En ce sens, la condamnation pour lésions corporelles simples doit être confirmée et l’appel rejeté dans cette mesure.
5.1 L’appelant soutient que les premiers juges auraient dû faire application de l’art. 177 al. 3 CP car il n’aurait fait que de répondre aux injures proférées par les plaignantes.
5.2 Aux termes de l’art. 177 al. 3 CP, si l’injurié a riposté immédiatement par une injure ou par des voies de fait, le juge pourra exempter de toute peine les deux délinquants ou l’un d’eux.
5.3 En l’occurrence, c’est l’appelant qui a injurié les plaignantes en premier. En traitant Q.________ de « face de gorille » et de « merde », il a porté des injures particulièrement graves et offensantes à caractère raciste. Ainsi, s’il est vraisemblable qu’elle lui ait aussi adressé des propos peu aimables, la nature de ces propos n’est en revanche pas clairement établie. De toute manière K.________ n’était pas dans une situation de riposte au sens de l’art. 177 al. 3 CP et la gravité de ses propres injures auraient commandé d’écarter l’application de cette disposition, au demeurant potestative.
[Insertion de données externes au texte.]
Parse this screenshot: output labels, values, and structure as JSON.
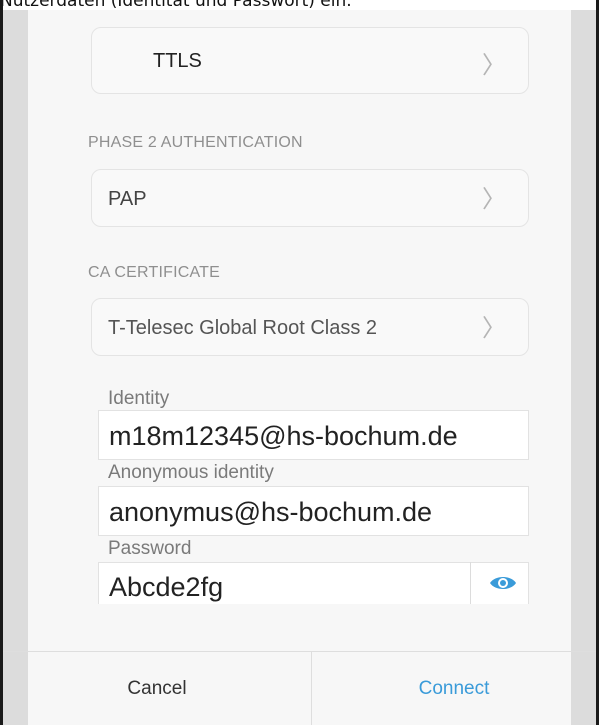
{
  "caption": "Nutzerdaten (Identität und Passwort) ein.",
  "eap_method": {
    "value": "TTLS"
  },
  "phase2": {
    "label": "PHASE 2 AUTHENTICATION",
    "value": "PAP"
  },
  "ca_certificate": {
    "label": "CA CERTIFICATE",
    "value": "T-Telesec Global Root Class 2"
  },
  "identity": {
    "label": "Identity",
    "value": "m18m12345@hs-bochum.de"
  },
  "anonymous_identity": {
    "label": "Anonymous identity",
    "value": "anonymus@hs-bochum.de"
  },
  "password": {
    "label": "Password",
    "value": "Abcde2fg"
  },
  "buttons": {
    "cancel": "Cancel",
    "connect": "Connect"
  },
  "colors": {
    "accent": "#3a9bd9",
    "chevron": "#b5b5b5",
    "label": "#8f8f8f"
  },
  "icons": {
    "chevron": "chevron-right-icon",
    "eye": "eye-icon"
  }
}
6.1 L’appelant conclu à sa libération de l’infraction de dommages à la propriété. Il fait plaider l’absence de preuve ou d’information en ce qui concerne son implication dans la survenance des dommages.
6.2
Aux termes de l’art. 144 CP, celui qui aura endommagé, détruit ou mis hors d’usage une chose appartenant à autrui ou frappée d’un droit d’usage ou d’usufruit au bénéfice d’autrui sera, sur plainte, puni d’une peine privative de liberté de trois ans au plus ou d’une peine pécuniaire.
Cette disposition vise tout comportement tendant à causer un dommage, qui peut consister soit dans une atteinte à la substance de la chose, soit dans une atteinte à sa fonctionnalité (ATF 128 IV 250 consid. 2 ; ATF 117 IV 437, JdT 1994 IV 38 ; TF 6B_515/2008 du 19 novembre 2008). L’atteinte peut consister à détruire ou à altérer la chose, mais elle peut aussi consister en une modification de la chose, qui a pour effet d’en supprimer ou d’en réduire l’usage, les propriétés, les fonctions ou l’agrément (ATF 128 IV 250 précité).
L’infraction est intentionnelle ; le dol éventuel suffit. L’auteur doit avoir la conscience et la volonté, au moins sous la forme du dol éventuel, de s’en prendre à la chose d’autrui ou à l’usage d’autrui, et d’en changer l’état (ATF 116 IV 145 consid. 2b ; ATF 115 IV 26 consid. 3a, JdT 1990 IV 6 ; Dupuis et al. [éd.], op. cit., n. 16 ad. art. 144 CP et les références citées).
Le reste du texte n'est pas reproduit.